World

August 31, 2005

A "final, final draft" of Iraq's proposed constitution still has not been produced, US Ambassador Zalmay Khalilzad said Tuesday, suggesting that further changes may be forthcoming to appease Sunni rejectionists. But his view drew a quick retort from a leading Shiite member of the drafting committee, who said "only minor edits for the language" may be made to the charter.

With opinion polls showing he'd win, Benjamin Netanyahu announced that he will challenge Prime Minister Ariel Sharon for the leadership of Israel's ruling Likud Party. They are bitter rivals, and Netanyahu, himself a former head of government, quit as finance minister in protest on the eve of the controversial withdrawal of settlers from the Gaza Strip. Anticipating Netanyahu's announcement, Sharon blasted him Monday as a man who "panics" under pressure.

Three former security chiefs in Lebanon's government were detained for questioning in the Feb. 14 murder of former Prime Minister Rafik Hariri. Also summoned by UN investigators in the case: the commander of the President Emile Lahoud's guard and a former member of parliament. All reportedly had pro-Syrian ties. The findings of the UN probe are expected to be made public in the next few weeks.

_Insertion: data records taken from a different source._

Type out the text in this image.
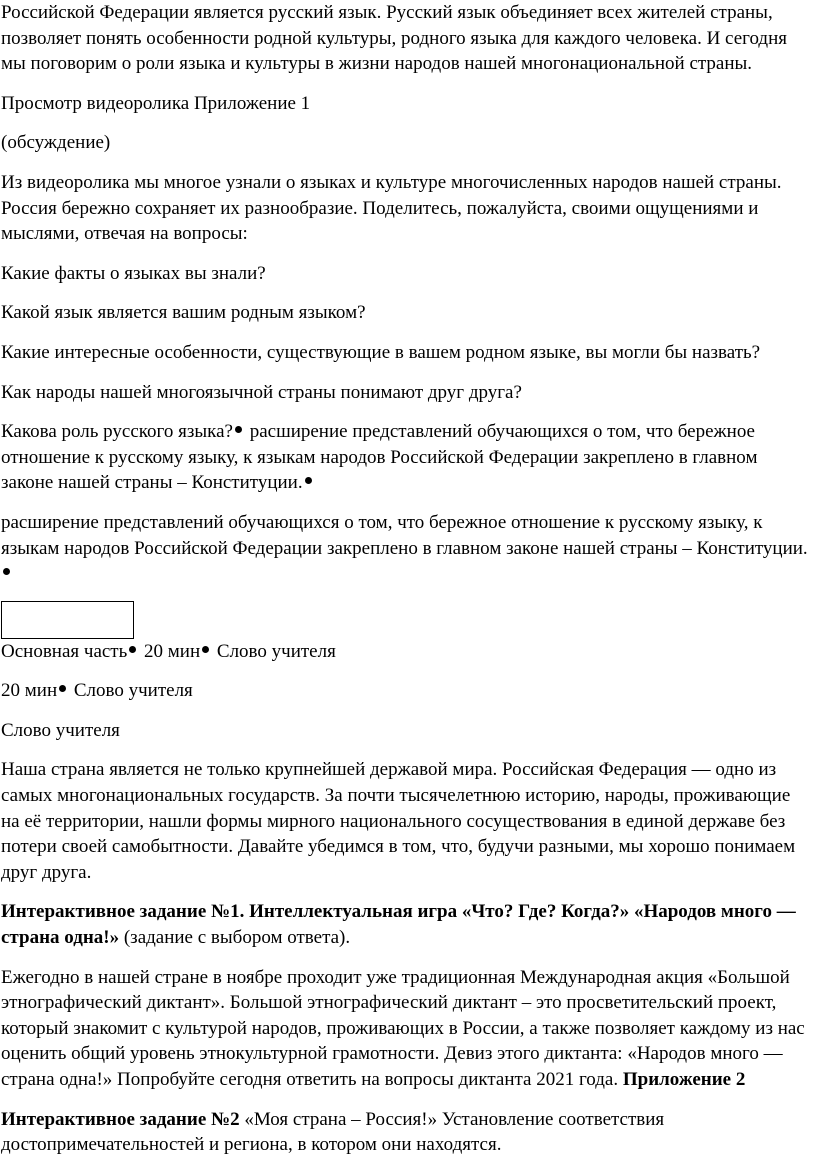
Российской Федерации является русский язык. Русский язык объединяет всех жителей страны, позволяет понять особенности родной культуры, родного языка для каждого человека. И сегодня мы поговорим о роли языка и культуры в жизни народов нашей многонациональной страны.

Просмотр видеоролика Приложение 1

(обсуждение)

Из видеоролика мы многое узнали о языках и культуре многочисленных народов нашей страны. Россия бережно сохраняет их разнообразие. Поделитесь, пожалуйста, своими ощущениями и мыслями, отвечая на вопросы:

Какие факты о языках вы знали?

Какой язык является вашим родным языком?

Какие интересные особенности, существующие в вашем родном языке, вы могли бы назвать?

Как народы нашей многоязычной страны понимают друг друга?

Какова роль русского языка? расширение представлений обучающихся о том, что бережное отношение к русскому языку, к языкам народов Российской Федерации закреплено в главном законе нашей страны – Конституции.

расширение представлений обучающихся о том, что бережное отношение к русскому языку, к языкам народов Российской Федерации закреплено в главном законе нашей страны – Конституции.

Основная часть 20 мин Слово учителя

20 мин Слово учителя

Слово учителя

Наша страна является не только крупнейшей державой мира. Российская Федерация — одно из самых многонациональных государств. За почти тысячелетнюю историю, народы, проживающие на её территории, нашли формы мирного национального сосуществования в единой державе без потери своей самобытности. Давайте убедимся в том, что, будучи разными, мы хорошо понимаем друг друга.

Интерактивное задание №1. Интеллектуальная игра «Что? Где? Когда?» «Народов много — страна одна!» (задание с выбором ответа).

Ежегодно в нашей стране в ноябре проходит уже традиционная Международная акция «Большой этнографический диктант». Большой этнографический диктант – это просветительский проект, который знакомит с культурой народов, проживающих в России, а также позволяет каждому из нас оценить общий уровень этнокультурной грамотности. Девиз этого диктанта: «Народов много — страна одна!» Попробуйте сегодня ответить на вопросы диктанта 2021 года. Приложение 2

Интерактивное задание №2 «Моя страна – Россия!» Установление соответствия достопримечательностей и региона, в котором они находятся.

In a new blow to embattled Brazilian President Luiz Inacio Lula da Silva, the interim leader of his Workers' Party quit - its second chief to do so in two months. Lula chose former Education Minister Tarso Genro to clean up the party's image amid allegations that it had bribed members of Congress to support his government's policies. But Genro told a news conference that the party was unwilling to change its ways.

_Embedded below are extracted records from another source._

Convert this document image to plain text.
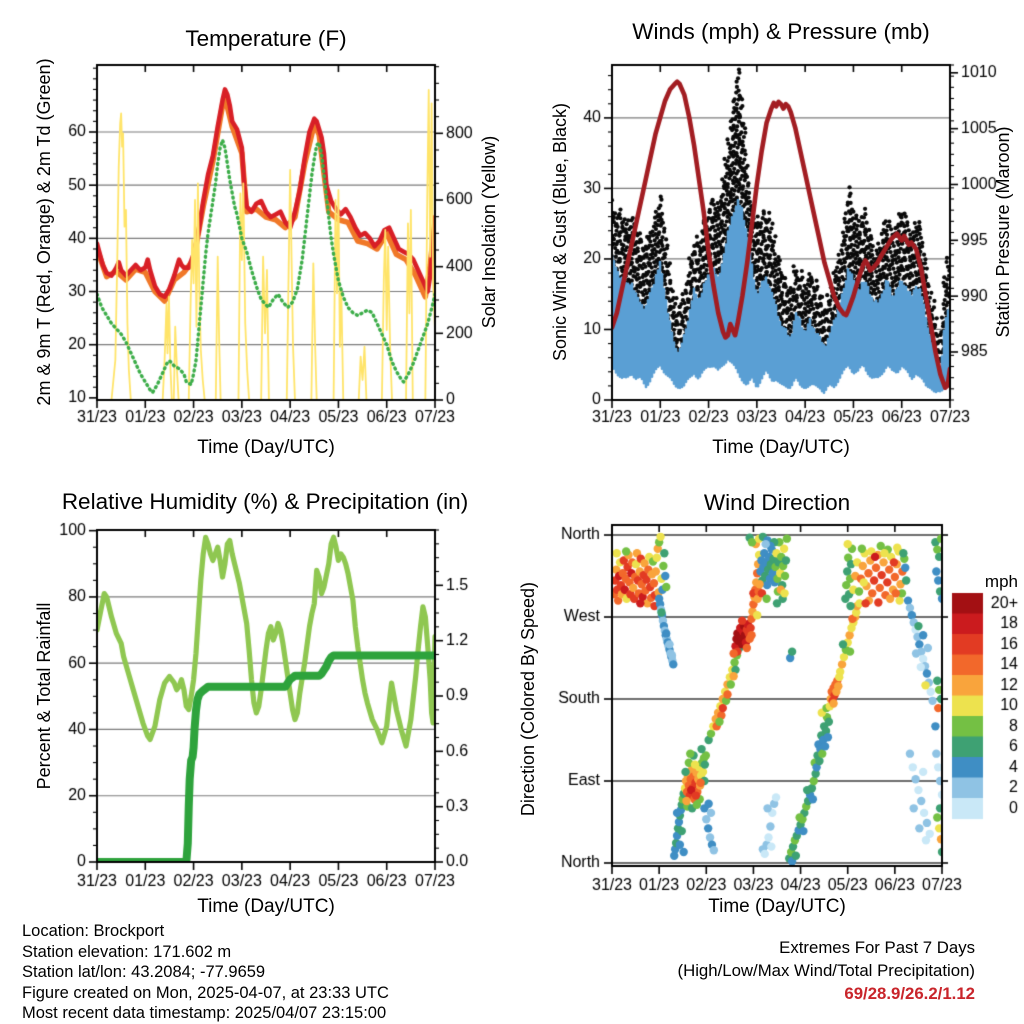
Temperature (F)	Winds (mph) & Pressure (mb)
Relative Humidity (%) & Precipitation (in)	Wind Direction
Time (Day/UTC)	Time (Day/UTC)
Time (Day/UTC)	Time (Day/UTC)
2m & 9m T (Red, Orange) & 2m Td (Green)	Solar Insolation (Yellow)	Sonic Wind & Gust (Blue, Black)	Station Pressure (Maroon)
Percent & Total Rainfall	Direction (Colored By Speed)
mph
Location: Brockport
Station elevation: 171.602 m
Station lat/lon: 43.2084; -77.9659
Figure created on Mon, 2025-04-07, at 23:33 UTC
Most recent data timestamp: 2025/04/07 23:15:00
Extremes For Past 7 Days
(High/Low/Max Wind/Total Precipitation)
69/28.9/26.2/1.12
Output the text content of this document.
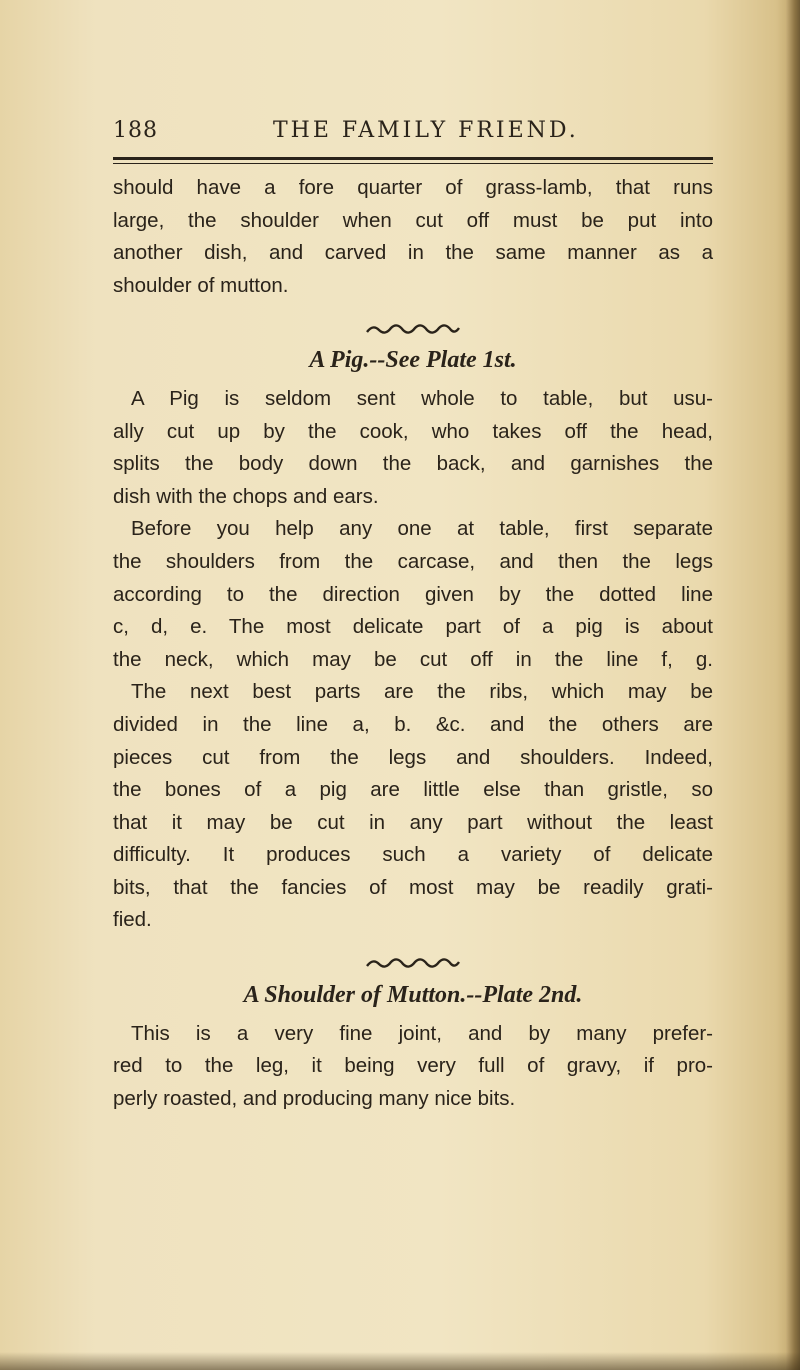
188	THE FAMILY FRIEND.

should have a fore quarter of grass-lamb, that runs

large, the shoulder when cut off must be put into

another dish, and carved in the same manner as a

shoulder of mutton.

A Pig.--See Plate 1st.

A Pig is seldom sent whole to table, but usu-

ally cut up by the cook, who takes off the head,

splits the body down the back, and garnishes the

dish with the chops and ears.

Before you help any one at table, first separate

the shoulders from the carcase, and then the legs

according to the direction given by the dotted line

c, d, e. The most delicate part of a pig is about

the neck, which may be cut off in the line f, g.

The next best parts are the ribs, which may be

divided in the line a, b. &c. and the others are

pieces cut from the legs and shoulders. Indeed,

the bones of a pig are little else than gristle, so

that it may be cut in any part without the least

difficulty. It produces such a variety of delicate

bits, that the fancies of most may be readily grati-

fied.

A Shoulder of Mutton.--Plate 2nd.

This is a very fine joint, and by many prefer-

red to the leg, it being very full of gravy, if pro-

perly roasted, and producing many nice bits.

Cheering and dancing, members of parliament in Zimbabwe voted to strip landowners of the right to appeal if the government seizes their properties. The measure, which also gives President Robert Mugabe's regime the power to deny passports to its critics, was characterized as "closing the chapter of colonization." The opposition Movement for Democratic Change predicted that it would cost Zimbabwe any hope of agreement with Western donors for desperately needed aid.

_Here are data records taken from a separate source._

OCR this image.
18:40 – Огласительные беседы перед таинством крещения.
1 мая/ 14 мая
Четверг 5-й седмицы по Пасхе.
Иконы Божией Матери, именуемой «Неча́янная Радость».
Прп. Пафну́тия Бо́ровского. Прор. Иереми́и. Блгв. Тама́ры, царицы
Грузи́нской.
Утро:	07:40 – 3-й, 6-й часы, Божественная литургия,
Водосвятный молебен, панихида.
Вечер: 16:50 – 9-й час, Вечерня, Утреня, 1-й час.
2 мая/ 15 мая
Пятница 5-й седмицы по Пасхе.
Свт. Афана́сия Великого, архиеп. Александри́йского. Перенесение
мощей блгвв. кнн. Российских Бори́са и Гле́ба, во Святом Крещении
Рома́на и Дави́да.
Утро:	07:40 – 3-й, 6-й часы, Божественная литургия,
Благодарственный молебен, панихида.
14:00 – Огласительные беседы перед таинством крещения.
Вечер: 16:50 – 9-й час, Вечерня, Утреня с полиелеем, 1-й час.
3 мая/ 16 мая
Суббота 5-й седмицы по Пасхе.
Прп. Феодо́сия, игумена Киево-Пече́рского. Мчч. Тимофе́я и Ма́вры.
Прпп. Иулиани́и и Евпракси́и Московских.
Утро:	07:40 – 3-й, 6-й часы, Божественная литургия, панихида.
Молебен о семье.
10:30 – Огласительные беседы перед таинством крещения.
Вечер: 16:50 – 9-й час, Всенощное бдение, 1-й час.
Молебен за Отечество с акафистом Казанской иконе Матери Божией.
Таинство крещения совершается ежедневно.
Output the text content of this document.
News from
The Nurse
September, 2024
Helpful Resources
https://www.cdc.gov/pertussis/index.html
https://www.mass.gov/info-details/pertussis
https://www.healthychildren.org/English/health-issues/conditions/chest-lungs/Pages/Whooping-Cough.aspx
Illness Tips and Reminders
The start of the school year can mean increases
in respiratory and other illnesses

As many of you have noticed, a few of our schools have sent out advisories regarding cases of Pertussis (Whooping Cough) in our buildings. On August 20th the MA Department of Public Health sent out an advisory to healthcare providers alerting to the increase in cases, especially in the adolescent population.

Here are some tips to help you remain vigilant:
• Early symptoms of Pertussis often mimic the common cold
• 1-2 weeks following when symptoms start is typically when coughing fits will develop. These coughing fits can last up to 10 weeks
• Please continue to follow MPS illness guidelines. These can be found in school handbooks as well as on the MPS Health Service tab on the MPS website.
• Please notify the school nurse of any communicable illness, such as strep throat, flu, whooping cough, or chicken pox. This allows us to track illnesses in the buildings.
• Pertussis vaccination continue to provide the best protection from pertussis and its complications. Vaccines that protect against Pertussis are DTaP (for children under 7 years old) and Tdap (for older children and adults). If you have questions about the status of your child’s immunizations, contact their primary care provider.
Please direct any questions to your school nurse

The second major fire in less than a week killed seven more African immigrants in a Paris apartment building, bringing an order from President Jacques Chirac for an official investigation. The city had seized the rundown structure and was seeking other housing for the residents. Last Friday, a blaze in another old building housing Africans killed 17 people. In April, 24 Africans living in a budget hotel died in a third fire.